Commonly in negotiations or when establishing new a new business relationship you will hear or use the phrase “win-win”, but in an increasingly competitive market do such relationships really exist?
Some believe that a “win-win” relationship means they have left something on the table and that they haven’t achieved the optimum outcome for their business. In fact, many would go further, insisting that their suppliers experience a level of pain in winning their business before they can feel comfortable that they have achieved a good result for their own business.
If we define business success purely in terms of profit, then there are a number of factors that can influence the success of each party in a business relationship. To appreciate these fully, it is important to understand the key business drivers of not only your own business, but also those of the suppliers in which you rely.

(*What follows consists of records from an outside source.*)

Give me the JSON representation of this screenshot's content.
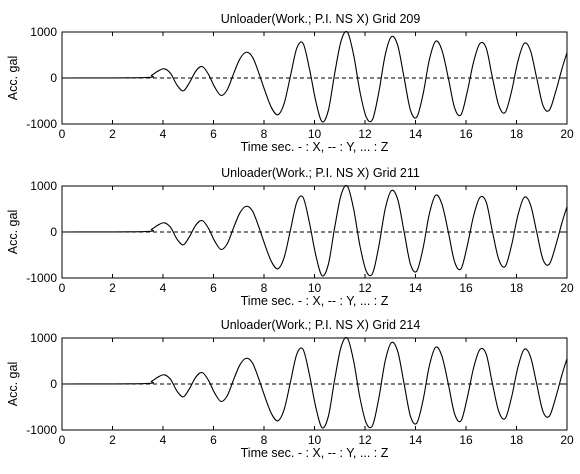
{
  "chart_data": [
    {
      "type": "line",
      "title": "Unloader(Work.; P.I. NS X)    Grid 209",
      "xlabel": "Time sec.  - : X, -- : Y, ... : Z",
      "ylabel": "Acc. gal",
      "xlim": [
        0,
        20
      ],
      "ylim": [
        -1000,
        1000
      ],
      "xticks": [
        "0",
        "2",
        "4",
        "6",
        "8",
        "10",
        "12",
        "14",
        "16",
        "18",
        "20"
      ],
      "yticks": [
        "1000",
        "0",
        "-1000"
      ],
      "grid": false,
      "series": [
        {
          "style": "solid",
          "x": [
            0,
            3.3,
            3.55,
            3.8,
            4.05,
            4.3,
            4.55,
            4.8,
            5.05,
            5.3,
            5.55,
            5.8,
            6.05,
            6.3,
            6.55,
            6.8,
            7.05,
            7.3,
            7.55,
            7.8,
            8.05,
            8.3,
            8.55,
            8.8,
            9.05,
            9.3,
            9.55,
            9.8,
            10.05,
            10.3,
            10.55,
            10.8,
            11.05,
            11.3,
            11.55,
            11.8,
            12.05,
            12.3,
            12.55,
            12.8,
            13.05,
            13.3,
            13.55,
            13.8,
            14.05,
            14.3,
            14.55,
            14.8,
            15.05,
            15.3,
            15.55,
            15.8,
            16.05,
            16.3,
            16.55,
            16.8,
            17.05,
            17.3,
            17.55,
            17.8,
            18.05,
            18.3,
            18.55,
            18.8,
            19.05,
            19.3,
            19.55,
            19.8,
            20.0
          ],
          "y": [
            0,
            10,
            60,
            150,
            200,
            100,
            -150,
            -280,
            -100,
            150,
            250,
            80,
            -200,
            -380,
            -250,
            100,
            420,
            560,
            450,
            100,
            -300,
            -650,
            -800,
            -550,
            50,
            650,
            750,
            200,
            -500,
            -950,
            -700,
            100,
            800,
            1000,
            500,
            -300,
            -850,
            -900,
            -300,
            500,
            900,
            700,
            0,
            -700,
            -850,
            -350,
            400,
            800,
            600,
            0,
            -650,
            -800,
            -300,
            350,
            750,
            650,
            0,
            -600,
            -750,
            -300,
            350,
            750,
            600,
            0,
            -600,
            -700,
            -300,
            200,
            550
          ]
        },
        {
          "style": "dashed",
          "x": [
            0,
            20
          ],
          "y": [
            0,
            0
          ]
        }
      ]
    },
    {
      "type": "line",
      "title": "Unloader(Work.; P.I. NS X)    Grid 211",
      "xlabel": "Time sec.  - : X, -- : Y, ... : Z",
      "ylabel": "Acc. gal",
      "xlim": [
        0,
        20
      ],
      "ylim": [
        -1000,
        1000
      ],
      "xticks": [
        "0",
        "2",
        "4",
        "6",
        "8",
        "10",
        "12",
        "14",
        "16",
        "18",
        "20"
      ],
      "yticks": [
        "1000",
        "0",
        "-1000"
      ],
      "grid": false,
      "series": [
        {
          "style": "solid",
          "x": [
            0,
            3.3,
            3.55,
            3.8,
            4.05,
            4.3,
            4.55,
            4.8,
            5.05,
            5.3,
            5.55,
            5.8,
            6.05,
            6.3,
            6.55,
            6.8,
            7.05,
            7.3,
            7.55,
            7.8,
            8.05,
            8.3,
            8.55,
            8.8,
            9.05,
            9.3,
            9.55,
            9.8,
            10.05,
            10.3,
            10.55,
            10.8,
            11.05,
            11.3,
            11.55,
            11.8,
            12.05,
            12.3,
            12.55,
            12.8,
            13.05,
            13.3,
            13.55,
            13.8,
            14.05,
            14.3,
            14.55,
            14.8,
            15.05,
            15.3,
            15.55,
            15.8,
            16.05,
            16.3,
            16.55,
            16.8,
            17.05,
            17.3,
            17.55,
            17.8,
            18.05,
            18.3,
            18.55,
            18.8,
            19.05,
            19.3,
            19.55,
            19.8,
            20.0
          ],
          "y": [
            0,
            10,
            60,
            150,
            200,
            100,
            -150,
            -280,
            -100,
            150,
            250,
            80,
            -200,
            -380,
            -250,
            100,
            420,
            560,
            450,
            100,
            -300,
            -650,
            -800,
            -550,
            50,
            650,
            750,
            200,
            -500,
            -950,
            -700,
            100,
            800,
            1000,
            500,
            -300,
            -850,
            -900,
            -300,
            500,
            900,
            700,
            0,
            -700,
            -850,
            -350,
            400,
            800,
            600,
            0,
            -650,
            -800,
            -300,
            350,
            750,
            650,
            0,
            -600,
            -750,
            -300,
            350,
            750,
            600,
            0,
            -600,
            -700,
            -300,
            200,
            550
          ]
        },
        {
          "style": "dashed",
          "x": [
            0,
            20
          ],
          "y": [
            0,
            0
          ]
        }
      ]
    },
    {
      "type": "line",
      "title": "Unloader(Work.; P.I. NS X)    Grid 214",
      "xlabel": "Time sec.  - : X, -- : Y, ... : Z",
      "ylabel": "Acc. gal",
      "xlim": [
        0,
        20
      ],
      "ylim": [
        -1000,
        1000
      ],
      "xticks": [
        "0",
        "2",
        "4",
        "6",
        "8",
        "10",
        "12",
        "14",
        "16",
        "18",
        "20"
      ],
      "yticks": [
        "1000",
        "0",
        "-1000"
      ],
      "grid": false,
      "series": [
        {
          "style": "solid",
          "x": [
            0,
            3.3,
            3.55,
            3.8,
            4.05,
            4.3,
            4.55,
            4.8,
            5.05,
            5.3,
            5.55,
            5.8,
            6.05,
            6.3,
            6.55,
            6.8,
            7.05,
            7.3,
            7.55,
            7.8,
            8.05,
            8.3,
            8.55,
            8.8,
            9.05,
            9.3,
            9.55,
            9.8,
            10.05,
            10.3,
            10.55,
            10.8,
            11.05,
            11.3,
            11.55,
            11.8,
            12.05,
            12.3,
            12.55,
            12.8,
            13.05,
            13.3,
            13.55,
            13.8,
            14.05,
            14.3,
            14.55,
            14.8,
            15.05,
            15.3,
            15.55,
            15.8,
            16.05,
            16.3,
            16.55,
            16.8,
            17.05,
            17.3,
            17.55,
            17.8,
            18.05,
            18.3,
            18.55,
            18.8,
            19.05,
            19.3,
            19.55,
            19.8,
            20.0
          ],
          "y": [
            0,
            10,
            60,
            150,
            200,
            100,
            -150,
            -280,
            -100,
            150,
            250,
            80,
            -200,
            -380,
            -250,
            100,
            420,
            560,
            450,
            100,
            -300,
            -650,
            -800,
            -550,
            50,
            650,
            750,
            200,
            -500,
            -950,
            -700,
            100,
            800,
            1000,
            500,
            -300,
            -850,
            -900,
            -300,
            500,
            900,
            700,
            0,
            -700,
            -850,
            -350,
            400,
            800,
            600,
            0,
            -650,
            -800,
            -300,
            350,
            750,
            650,
            0,
            -600,
            -750,
            -300,
            350,
            750,
            600,
            0,
            -600,
            -700,
            -300,
            200,
            550
          ]
        },
        {
          "style": "dashed",
          "x": [
            0,
            20
          ],
          "y": [
            0,
            0
          ]
        }
      ]
    }
  ]
}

Once you understand these drivers you are in a much better position to explore alternatives and develop strategies that are not only beneficial to your business but also truly benefit the suppliers you partner with.
Sales volumes, costs of doing business and ultimately profitability are impacted by any number of factors in addition to the direct cost to the supplier of the product or service in question or the price you ultimately end up paying for that product or service. Some examples of other contributing factors include;
· Utilisation of resources
· Delivery performance
· Production scheduling
· Lead times
· Material substitution
· Customer and product support
· Design for manufacture considerations
· Economic order quantities
· Payment terms
· Inventory holdings
· Freight & Packaging
· Administration & order processing
In addition, there are a number of value-add factors that businesses can explore to deliver further benefits, including;
· Networking and joint marketing opportunities· Product training
· Joint product development
· Sharing of best practice systems and business processes
· Business referrals
A purely transaction based purchasing approach of beating a supplier down to their lowest price, or the widely adopted approach of getting three prices to supposedly ensure you have received the best deal fail to take these factors into consideration. While they may yield some short term benefits for one party in some cases, they do not offer the same sustainable opportunities and benefits for both parties that can be achieved through a more collaborative approach.
When executed effectively, a more strategic approach to procurement and resultant supplier relationships will deliver benefits and profitability over and above that which could be achieved through a purely transaction based purchasing approach, benefits for both parties that result in more collaborative relationships that drive sustained performance and open up further opportunities for improved profitability and mutual gain...... a true “win-win” relationship for all concerned.